Writer Steve Orlando told The Advocate that "I would say I feel pressure to showcase a realistic relationship, and that means neither an unattainable, idealized vision or an overly dysfunctional one. Real relationships are work, and I want to treat Midnighter and Apollo with the same respect, passion, and intricacy we all deal with in our own relationships on a daily basis".

==Powers and abilities==
Apollo's powers include superhuman strength, flight, and near invulnerability (the character has been shown entering a lava flow to deactivate a volcano, and walking on the surface of the Sun). His eyes are constructed to concentrate solar energy into laser-like blasts. Apollo can also release his solar energy from other parts of his body or in an omnidirectional flare, but these moves are taxing. He can fly fast enough to circle the globe in 30 seconds.

Like Superman, Apollo's powers are dependent on sunlight, but Apollo's powers diminish rapidly when he is not exposed to sunlight whereas Superman's powers diminish at a negligibly slow rate. From the point of exhaustion, he can regain the capacity for flight from 20 seconds of sun exposure. Two hours in sunlight restores him to full capacity. Transporting (using the Carrier's 'Door' system) into close proximity with the Sun allows him to recharge more quickly.

Since Apollo's energy derives entirely from the sun, he can survive in anaerobic environments indefinitely. He was shown in early issues of The Authority flying without protective equipment in space, explaining he could do so by the simple method of not breathing. He also does not require food or drink, though he apparently enjoys both.

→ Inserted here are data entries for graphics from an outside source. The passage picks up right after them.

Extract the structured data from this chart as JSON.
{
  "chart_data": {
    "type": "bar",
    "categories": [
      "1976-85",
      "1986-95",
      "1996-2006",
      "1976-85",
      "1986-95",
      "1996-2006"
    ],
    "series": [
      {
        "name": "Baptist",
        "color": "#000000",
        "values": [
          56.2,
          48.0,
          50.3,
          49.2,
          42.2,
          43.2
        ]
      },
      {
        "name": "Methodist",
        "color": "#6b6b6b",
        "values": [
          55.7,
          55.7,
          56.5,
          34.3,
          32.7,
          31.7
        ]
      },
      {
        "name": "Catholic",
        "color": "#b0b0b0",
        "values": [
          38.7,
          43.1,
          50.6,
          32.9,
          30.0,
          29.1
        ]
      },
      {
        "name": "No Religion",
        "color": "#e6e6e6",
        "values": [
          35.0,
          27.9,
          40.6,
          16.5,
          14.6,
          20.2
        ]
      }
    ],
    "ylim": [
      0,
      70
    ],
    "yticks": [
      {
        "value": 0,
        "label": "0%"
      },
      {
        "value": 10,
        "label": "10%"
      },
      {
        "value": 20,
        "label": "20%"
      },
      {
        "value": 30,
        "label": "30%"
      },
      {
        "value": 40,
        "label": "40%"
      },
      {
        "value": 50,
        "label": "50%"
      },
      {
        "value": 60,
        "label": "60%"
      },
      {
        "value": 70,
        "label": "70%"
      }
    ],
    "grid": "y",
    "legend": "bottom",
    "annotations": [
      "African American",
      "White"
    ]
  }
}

Apollo has been described a number of times as a Majestic-class superhuman, suggesting that his powers are near the level of Mister Majestic, or are at least similarly beyond the frame of reference of most superhumans. In The New 52: Futures End #4, Apollo is described by Father Time as a "Superman-level" superhuman.

==Alternative versions==

===Wildstorm Winter Special 2005===
In Wildstorm Winter Special 2005, a story called Apollo & Midnighter: Two Dangerous Ideas features their alternate reality analogues, Pluto and Daylighter, with inverted color schemes to match. At first the real Midnighter believed that Daylighter was homophobic, but later learned that Pluto and Daylighter were a former couple that had broken up.

===Gen^{13}===
In Gen^{13} vol. 4 #11 (written by Gail Simone), a teenage version of Apollo is a part of a team called "The Authori-teens" named Kid Apollo in the town of Tranquility, a fictional town in California. He and the teenage Midnighter, Daybreaker, would not appear to be out of the closet, although their romantic feelings for one another are still apparent.

===Midnighter===
In Midnighter #6, an alternate universe single-issue story set in feudal Japan, Apollo appeared as a peaceable but skillful swordsman and lover of a samurai Midnighter.